Acidity and reflux is the most common problem faced these days. It accounts for approximately 70% of any gastroenterologist OPD. It is related to faulty and untimely eating habits, eating spicy oily food, drinking less water, heavy milk consumption, less sleep and too much stress. Patients usually suffer from severe bloating, gas formation, burning in stomach and chest, upper abdominal pain, postprandial fullness. It is usually diagnosed by routine blood tests, sonography to rule out fatty liver and gallstones and upper GI endoscopy to rule out gastritis and ulcers in the stomach. H pylori biopsy is taken in endoscopy to rule out h pylori infection.  

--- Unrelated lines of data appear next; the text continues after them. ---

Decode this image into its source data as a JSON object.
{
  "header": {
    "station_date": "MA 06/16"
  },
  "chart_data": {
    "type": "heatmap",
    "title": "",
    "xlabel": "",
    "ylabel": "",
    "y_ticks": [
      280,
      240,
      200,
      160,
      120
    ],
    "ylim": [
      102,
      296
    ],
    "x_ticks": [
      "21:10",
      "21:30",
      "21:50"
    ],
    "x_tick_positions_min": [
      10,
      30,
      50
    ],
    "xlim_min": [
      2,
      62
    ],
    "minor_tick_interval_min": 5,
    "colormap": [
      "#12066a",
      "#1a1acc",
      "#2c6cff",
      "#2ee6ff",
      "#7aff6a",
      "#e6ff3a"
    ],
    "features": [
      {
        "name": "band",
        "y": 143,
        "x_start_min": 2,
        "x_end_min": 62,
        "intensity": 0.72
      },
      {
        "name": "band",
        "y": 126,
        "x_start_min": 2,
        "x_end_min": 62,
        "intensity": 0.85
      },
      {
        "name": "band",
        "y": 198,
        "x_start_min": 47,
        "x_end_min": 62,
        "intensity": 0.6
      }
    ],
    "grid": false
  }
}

Treatment is to curb all faulty eating habits, timely food, adequate sleep, start PPI and antacids. If h pylori is detected..treatment of h pylori with HP kit is recommended which contains antibiotics and PPI. If not treated in time, it can lead to bleeding from mouth or black stools, perforation of stomach and rarely pyloric obstruction with food and acid vomiting. Rarely it can lead to gastric cancers.There are no side effects of PPI or antacids noted.but long-term treatment is needed for the cause and not for acidity. If acid reflux is severe, it can be bothersome, causing food and acid coming in the mouth with vomiting, disturbed sleeping with severe reflux at night. It requires surgical correction in form of laparoscopic fundoplication surgery where valve between food pipe and stomach is tightened.